Cosby was equally surprised by Herring's choice of "Soul Stormin'" for the EP. It was a track he put down on Garageband and largely forgot about. " I never thought about it ever again," he says. "It was just an acoustic guitar and me, real quiet and nothing. I don't know how he heard what he heard." Whatever Herring heard led to a charmingly offhanded description of a good day framed by a series of wordless Beach Boys-like harmonies.
Star & Micey are pop classists, and they come by honestly. Smith remembers hearing "Oh Donna" at his grandparents' house, and it made enough of an impression on him that the first time he wrote a song, he realized he'd re-written the Ritchie Valens classic. Cosby's first formative musical experience wasn't a song but the night his brother taught him to sing. He remembers his brother instructing him that "You've got to do it like this like you're walking down steps," singing his way down a scale with each word. From there, he detoured, first to R&B - Michael Jackson, Boyz II Men - then metal bands such as Slipknot and Korn.
"The edge and energy came when I started listening to Metallica," he says. " When all that washed away, I met the right people and they introduced me to The Beatles." How does he feel about metal now? "I can see how that was awesome, but I don't pop it in anymore."
Cosby and Smith knew each other in grade school but became good friends during high school, when Cosby started writing songs. " My sister walks by and says that [Smith] needs to start playing bass because bass players are hot," Cosby says . "He went out and got a bass that week." The two bonded over songwriting and took music about as seriously as they could, but it remained essentially a hobby until a girlfriend encouraged Cosby to take his music more seriously. He went to a songwriters' night where he met drummer Nick Redmond, and Star & Micey had a lineup.
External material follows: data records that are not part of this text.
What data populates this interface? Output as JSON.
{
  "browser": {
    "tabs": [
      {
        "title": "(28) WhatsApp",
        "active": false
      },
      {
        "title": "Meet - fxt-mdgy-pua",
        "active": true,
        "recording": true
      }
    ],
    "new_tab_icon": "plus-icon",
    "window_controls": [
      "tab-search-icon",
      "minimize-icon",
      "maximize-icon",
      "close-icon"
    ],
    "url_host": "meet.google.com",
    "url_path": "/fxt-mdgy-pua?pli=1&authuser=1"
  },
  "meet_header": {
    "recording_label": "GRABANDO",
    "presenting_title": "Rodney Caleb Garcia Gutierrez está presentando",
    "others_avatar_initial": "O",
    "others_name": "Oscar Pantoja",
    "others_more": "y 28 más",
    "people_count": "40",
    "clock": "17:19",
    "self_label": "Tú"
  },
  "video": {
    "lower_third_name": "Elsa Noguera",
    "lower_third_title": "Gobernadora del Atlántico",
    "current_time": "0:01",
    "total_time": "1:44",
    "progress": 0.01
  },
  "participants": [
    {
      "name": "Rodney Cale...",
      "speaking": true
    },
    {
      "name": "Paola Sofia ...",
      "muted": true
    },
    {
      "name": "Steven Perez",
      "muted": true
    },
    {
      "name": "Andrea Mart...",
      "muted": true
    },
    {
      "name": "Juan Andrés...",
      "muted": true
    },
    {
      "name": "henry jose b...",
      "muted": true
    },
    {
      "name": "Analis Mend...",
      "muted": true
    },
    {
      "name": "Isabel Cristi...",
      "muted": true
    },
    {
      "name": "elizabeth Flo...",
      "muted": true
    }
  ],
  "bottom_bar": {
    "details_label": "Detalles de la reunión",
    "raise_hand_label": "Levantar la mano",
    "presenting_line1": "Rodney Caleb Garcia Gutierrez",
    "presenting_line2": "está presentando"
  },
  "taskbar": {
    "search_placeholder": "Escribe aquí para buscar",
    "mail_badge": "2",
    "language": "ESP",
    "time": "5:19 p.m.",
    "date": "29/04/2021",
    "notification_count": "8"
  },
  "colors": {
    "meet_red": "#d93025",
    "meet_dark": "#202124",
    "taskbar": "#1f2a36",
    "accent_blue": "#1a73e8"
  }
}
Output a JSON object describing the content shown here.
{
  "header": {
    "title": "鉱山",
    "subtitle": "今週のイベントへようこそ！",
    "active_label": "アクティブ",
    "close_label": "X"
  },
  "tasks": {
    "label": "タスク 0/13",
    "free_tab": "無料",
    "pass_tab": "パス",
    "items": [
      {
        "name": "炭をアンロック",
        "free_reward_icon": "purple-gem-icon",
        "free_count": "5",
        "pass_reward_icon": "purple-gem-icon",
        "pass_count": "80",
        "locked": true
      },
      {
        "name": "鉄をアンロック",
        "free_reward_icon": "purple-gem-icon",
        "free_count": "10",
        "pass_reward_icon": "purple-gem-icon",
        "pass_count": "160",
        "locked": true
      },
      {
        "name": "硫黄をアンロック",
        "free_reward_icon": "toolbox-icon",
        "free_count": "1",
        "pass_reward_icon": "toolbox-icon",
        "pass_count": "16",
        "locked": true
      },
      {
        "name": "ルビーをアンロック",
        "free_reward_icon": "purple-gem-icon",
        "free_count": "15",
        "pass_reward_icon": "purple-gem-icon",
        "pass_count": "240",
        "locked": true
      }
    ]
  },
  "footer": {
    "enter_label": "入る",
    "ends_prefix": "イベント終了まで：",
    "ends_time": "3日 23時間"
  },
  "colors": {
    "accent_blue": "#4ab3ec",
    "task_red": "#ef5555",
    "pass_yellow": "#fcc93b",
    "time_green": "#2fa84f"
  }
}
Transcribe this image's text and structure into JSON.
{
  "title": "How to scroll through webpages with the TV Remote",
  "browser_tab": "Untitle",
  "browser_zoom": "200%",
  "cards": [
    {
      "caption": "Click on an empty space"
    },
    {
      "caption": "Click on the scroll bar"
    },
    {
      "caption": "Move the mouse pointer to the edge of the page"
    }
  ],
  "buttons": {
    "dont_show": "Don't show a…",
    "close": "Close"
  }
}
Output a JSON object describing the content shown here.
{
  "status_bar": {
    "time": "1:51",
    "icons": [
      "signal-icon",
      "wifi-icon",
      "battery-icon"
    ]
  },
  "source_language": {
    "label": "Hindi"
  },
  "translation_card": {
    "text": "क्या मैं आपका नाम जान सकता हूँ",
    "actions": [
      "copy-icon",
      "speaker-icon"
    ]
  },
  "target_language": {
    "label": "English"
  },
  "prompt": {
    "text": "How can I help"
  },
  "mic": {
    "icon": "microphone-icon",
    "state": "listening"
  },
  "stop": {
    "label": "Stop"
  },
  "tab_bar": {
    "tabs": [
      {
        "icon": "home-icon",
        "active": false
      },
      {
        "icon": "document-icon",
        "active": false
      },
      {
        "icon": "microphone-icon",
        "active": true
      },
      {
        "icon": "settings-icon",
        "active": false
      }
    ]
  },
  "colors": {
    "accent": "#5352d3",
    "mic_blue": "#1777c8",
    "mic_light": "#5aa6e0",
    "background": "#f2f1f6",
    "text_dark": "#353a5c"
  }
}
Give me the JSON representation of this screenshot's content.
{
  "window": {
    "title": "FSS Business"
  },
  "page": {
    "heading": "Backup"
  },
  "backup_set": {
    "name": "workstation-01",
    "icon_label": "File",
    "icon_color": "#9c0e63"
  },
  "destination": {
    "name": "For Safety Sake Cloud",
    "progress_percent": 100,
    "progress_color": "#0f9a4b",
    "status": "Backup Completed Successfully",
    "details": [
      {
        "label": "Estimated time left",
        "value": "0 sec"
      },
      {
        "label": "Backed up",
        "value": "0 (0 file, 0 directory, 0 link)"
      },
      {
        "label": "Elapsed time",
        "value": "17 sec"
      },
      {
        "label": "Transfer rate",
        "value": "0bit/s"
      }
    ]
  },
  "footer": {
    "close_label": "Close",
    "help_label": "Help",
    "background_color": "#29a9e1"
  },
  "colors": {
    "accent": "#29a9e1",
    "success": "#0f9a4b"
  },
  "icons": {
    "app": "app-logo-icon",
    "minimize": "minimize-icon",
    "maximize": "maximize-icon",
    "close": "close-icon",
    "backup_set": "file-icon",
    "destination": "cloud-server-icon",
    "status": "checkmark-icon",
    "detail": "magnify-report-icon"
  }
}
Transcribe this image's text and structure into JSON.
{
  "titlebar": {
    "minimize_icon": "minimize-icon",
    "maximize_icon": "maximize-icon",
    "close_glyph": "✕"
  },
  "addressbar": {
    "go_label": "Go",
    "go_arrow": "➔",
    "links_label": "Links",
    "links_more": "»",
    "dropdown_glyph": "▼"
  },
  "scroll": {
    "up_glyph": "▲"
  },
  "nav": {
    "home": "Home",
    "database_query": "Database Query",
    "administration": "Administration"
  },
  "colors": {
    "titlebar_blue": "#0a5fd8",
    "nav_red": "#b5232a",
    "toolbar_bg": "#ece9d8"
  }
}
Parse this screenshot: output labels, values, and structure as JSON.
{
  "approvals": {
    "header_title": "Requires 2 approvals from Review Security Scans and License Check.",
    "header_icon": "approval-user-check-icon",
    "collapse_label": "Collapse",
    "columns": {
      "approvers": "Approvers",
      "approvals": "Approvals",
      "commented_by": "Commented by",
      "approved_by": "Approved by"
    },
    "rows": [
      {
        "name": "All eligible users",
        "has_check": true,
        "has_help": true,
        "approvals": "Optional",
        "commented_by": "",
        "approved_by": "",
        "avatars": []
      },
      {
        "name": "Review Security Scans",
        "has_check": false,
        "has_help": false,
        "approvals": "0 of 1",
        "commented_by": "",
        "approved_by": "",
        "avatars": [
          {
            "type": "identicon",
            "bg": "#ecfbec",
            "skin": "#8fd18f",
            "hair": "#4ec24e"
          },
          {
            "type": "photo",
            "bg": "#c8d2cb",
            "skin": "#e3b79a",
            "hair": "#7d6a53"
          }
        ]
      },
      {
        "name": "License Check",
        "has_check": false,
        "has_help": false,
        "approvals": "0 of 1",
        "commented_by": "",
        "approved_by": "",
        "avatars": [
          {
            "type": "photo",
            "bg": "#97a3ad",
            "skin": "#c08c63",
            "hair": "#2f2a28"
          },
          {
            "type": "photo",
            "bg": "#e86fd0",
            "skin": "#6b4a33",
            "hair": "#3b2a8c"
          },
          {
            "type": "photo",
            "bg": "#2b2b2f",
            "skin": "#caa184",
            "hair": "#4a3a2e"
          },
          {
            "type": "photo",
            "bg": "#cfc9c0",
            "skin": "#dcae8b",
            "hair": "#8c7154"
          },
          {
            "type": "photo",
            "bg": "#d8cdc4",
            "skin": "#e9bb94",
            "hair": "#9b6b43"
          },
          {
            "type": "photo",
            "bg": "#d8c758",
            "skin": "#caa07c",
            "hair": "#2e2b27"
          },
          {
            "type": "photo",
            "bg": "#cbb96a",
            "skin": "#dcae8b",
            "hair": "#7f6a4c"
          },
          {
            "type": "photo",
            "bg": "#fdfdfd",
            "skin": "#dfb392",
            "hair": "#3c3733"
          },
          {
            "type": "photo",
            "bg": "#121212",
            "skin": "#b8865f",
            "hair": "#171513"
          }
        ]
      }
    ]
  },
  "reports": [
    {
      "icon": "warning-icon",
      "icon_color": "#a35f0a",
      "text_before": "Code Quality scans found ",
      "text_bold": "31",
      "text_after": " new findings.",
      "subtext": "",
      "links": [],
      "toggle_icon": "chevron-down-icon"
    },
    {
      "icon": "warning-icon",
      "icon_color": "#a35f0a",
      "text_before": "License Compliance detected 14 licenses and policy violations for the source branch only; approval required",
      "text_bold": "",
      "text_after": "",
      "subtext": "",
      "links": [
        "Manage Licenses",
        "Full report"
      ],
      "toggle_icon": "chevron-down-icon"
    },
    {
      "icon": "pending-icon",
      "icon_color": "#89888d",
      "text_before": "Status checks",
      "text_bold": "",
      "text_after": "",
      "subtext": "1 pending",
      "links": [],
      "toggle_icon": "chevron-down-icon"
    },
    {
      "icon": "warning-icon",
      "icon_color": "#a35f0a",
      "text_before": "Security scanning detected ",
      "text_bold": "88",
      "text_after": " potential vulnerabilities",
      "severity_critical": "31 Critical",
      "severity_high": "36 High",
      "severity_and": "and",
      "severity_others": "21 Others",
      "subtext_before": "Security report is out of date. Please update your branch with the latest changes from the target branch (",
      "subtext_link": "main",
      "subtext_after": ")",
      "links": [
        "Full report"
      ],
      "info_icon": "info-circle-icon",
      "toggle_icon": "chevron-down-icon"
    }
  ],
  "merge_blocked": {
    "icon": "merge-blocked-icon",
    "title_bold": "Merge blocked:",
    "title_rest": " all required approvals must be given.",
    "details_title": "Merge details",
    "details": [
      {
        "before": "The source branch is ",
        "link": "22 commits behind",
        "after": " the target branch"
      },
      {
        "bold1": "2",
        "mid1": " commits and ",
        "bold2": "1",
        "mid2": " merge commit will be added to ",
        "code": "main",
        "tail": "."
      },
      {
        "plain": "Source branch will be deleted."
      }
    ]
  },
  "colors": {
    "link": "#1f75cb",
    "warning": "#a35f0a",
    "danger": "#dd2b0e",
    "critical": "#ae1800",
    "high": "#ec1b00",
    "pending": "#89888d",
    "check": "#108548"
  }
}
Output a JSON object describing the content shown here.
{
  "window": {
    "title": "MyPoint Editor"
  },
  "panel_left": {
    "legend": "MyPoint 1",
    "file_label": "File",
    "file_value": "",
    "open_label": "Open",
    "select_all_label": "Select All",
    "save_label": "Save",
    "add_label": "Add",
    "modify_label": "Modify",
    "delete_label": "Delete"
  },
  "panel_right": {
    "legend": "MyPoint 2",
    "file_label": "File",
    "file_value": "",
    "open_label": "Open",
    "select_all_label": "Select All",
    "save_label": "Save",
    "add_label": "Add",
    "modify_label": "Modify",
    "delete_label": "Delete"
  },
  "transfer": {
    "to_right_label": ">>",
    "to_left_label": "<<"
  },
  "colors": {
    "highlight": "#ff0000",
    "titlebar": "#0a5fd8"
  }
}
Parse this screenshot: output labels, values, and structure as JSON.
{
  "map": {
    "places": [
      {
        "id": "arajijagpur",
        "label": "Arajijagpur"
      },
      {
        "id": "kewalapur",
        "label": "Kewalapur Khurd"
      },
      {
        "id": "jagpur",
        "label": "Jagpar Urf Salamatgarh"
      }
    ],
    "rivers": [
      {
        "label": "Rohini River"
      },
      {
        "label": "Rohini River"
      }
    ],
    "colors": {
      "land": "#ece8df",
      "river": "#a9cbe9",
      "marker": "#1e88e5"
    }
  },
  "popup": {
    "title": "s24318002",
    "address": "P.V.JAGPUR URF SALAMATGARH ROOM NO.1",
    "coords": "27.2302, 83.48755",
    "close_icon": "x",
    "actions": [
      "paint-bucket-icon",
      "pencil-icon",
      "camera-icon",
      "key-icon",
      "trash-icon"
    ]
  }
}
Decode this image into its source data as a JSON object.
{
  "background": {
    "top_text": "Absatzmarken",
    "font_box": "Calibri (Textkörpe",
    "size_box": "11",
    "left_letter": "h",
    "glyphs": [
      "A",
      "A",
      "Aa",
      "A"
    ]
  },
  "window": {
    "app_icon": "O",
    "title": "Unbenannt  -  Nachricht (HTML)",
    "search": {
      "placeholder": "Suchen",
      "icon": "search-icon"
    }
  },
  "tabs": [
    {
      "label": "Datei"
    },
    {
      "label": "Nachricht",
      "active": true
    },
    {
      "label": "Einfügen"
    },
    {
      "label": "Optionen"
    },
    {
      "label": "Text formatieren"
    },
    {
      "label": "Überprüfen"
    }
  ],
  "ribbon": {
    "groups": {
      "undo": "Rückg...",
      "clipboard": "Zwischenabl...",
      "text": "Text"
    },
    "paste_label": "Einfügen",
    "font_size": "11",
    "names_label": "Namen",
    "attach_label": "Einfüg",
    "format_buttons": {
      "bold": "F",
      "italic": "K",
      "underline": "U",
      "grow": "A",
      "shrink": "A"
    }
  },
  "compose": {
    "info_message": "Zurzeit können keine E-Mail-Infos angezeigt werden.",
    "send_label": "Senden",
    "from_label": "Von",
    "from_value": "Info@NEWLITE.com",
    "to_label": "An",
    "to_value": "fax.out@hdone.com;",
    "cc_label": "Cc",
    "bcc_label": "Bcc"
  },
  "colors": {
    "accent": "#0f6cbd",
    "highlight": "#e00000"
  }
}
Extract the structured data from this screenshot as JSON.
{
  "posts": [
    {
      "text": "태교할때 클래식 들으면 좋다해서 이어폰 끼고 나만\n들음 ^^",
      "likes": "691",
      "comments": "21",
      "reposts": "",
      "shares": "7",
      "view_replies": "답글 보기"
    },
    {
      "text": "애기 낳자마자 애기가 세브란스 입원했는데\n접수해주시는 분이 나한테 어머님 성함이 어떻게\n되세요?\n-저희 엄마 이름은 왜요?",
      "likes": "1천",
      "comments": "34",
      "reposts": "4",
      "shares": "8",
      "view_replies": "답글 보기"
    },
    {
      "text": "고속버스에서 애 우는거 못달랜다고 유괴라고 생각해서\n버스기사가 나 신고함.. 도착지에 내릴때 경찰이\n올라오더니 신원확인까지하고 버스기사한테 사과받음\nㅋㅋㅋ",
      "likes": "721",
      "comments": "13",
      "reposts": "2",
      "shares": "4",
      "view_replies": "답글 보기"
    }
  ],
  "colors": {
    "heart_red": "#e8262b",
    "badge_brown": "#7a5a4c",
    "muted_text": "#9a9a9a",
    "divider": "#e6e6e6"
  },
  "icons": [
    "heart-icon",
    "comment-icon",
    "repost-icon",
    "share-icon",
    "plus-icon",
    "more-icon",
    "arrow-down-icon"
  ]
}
They're sufficiently prolific songwriters that only one song from their self-titled 2009 album is still in their set, but one thing that remains is a general positivity - not always expressed as giddily as "Love" on I Can't Wait, but there are no 3 a.m.-of-the-Soul moments in their music, and Star & Micey are fine with that.
"We knew that we didn't want to be taken too seriously," Smith says.
"I was raised on, 'It's going to be okay,'" Cosby says. "Maybe that attitude's crossed over to this."